The ideal iftar to end fast
The body’s immediate need at iftar is an easily-available energy source in the form of glucose for every living cell, particularly the brain and nerve cells, said Safeek Ali, dietician at Welcare Hospital.
“Dates and juices are good sources of sugars and help to gain quick energy,” he said. “Intake of fluids in the form of juice and soup helps maintain water and mineral balance in the body.” He warned that too many servings of fried foods and sweets with added sugar are very unhealthy.

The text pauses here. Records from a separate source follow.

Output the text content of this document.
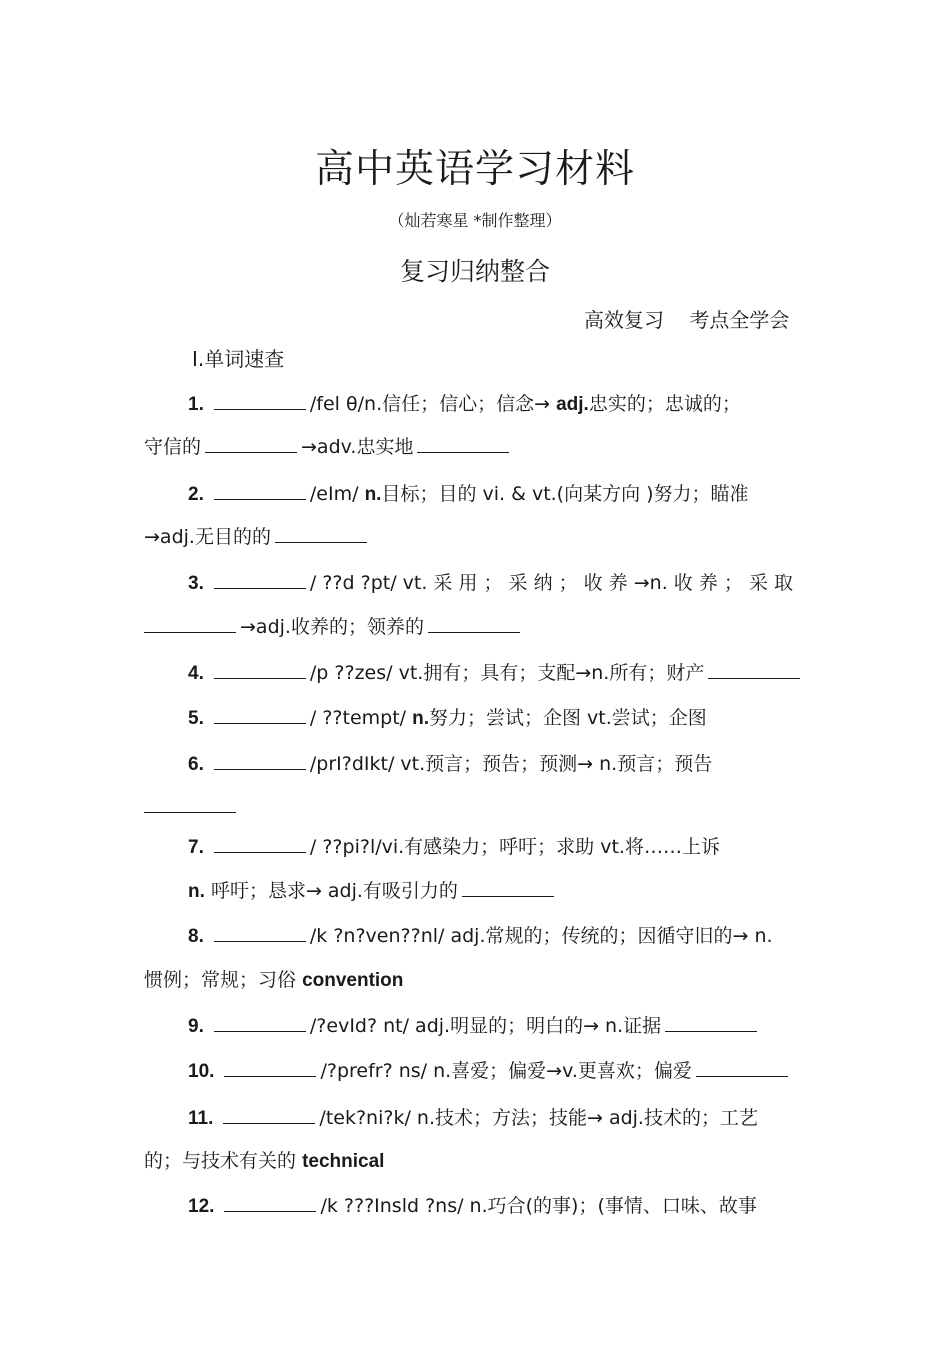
高中英语学习材料
（灿若寒星 *制作整理）
复习归纳整合
高效复习    考点全学会
Ⅰ.单词速查
1.	/fel θ/n.信任；信心；信念→ adj.忠实的；忠诚的；
守信的	→adv.忠实地
2.	/eIm/ n.目标；目的 vi. & vt.(向某方向 )努力；瞄准
→adj.无目的的
3.	/ ??d ?pt/ vt. 采 用 ； 采 纳 ； 收 养 →n. 收 养 ； 采 取
→adj.收养的；领养的
4.	/p ??zes/ vt.拥有；具有；支配→n.所有；财产
5.	/ ??tempt/ n.努力；尝试；企图 vt.尝试；企图
6.	/prI?dIkt/ vt.预言；预告；预测→ n.预言；预告
7.	/ ??pi?l/vi.有感染力；呼吁；求助 vt.将……上诉
n. 呼吁；恳求→ adj.有吸引力的
8.	/k ?n?ven??nl/ adj.常规的；传统的；因循守旧的→ n.
惯例；常规；习俗 convention
9.	/?evId? nt/ adj.明显的；明白的→ n.证据
10.	/?prefr? ns/ n.喜爱；偏爱→v.更喜欢；偏爱
11.	/tek?ni?k/ n.技术；方法；技能→ adj.技术的；工艺
的；与技术有关的 technical
12.	/k ???Insld ?ns/ n.巧合(的事)；(事情、口味、故事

A typical iftar can be three dates, one cup of fruit juice, and one cup of vegetable/chicken soup, two plain graham crackers or a small portion of low-fat sandwich. “It is always better to have a light Iftar with plenty of fluids to rehydrate your body and then have a moderate dinner. Including bread or carbohydrate-rich food during iftar is not a bad option as the body needs quick energy at that time. Over-eating may lead to bloating and indigestion.”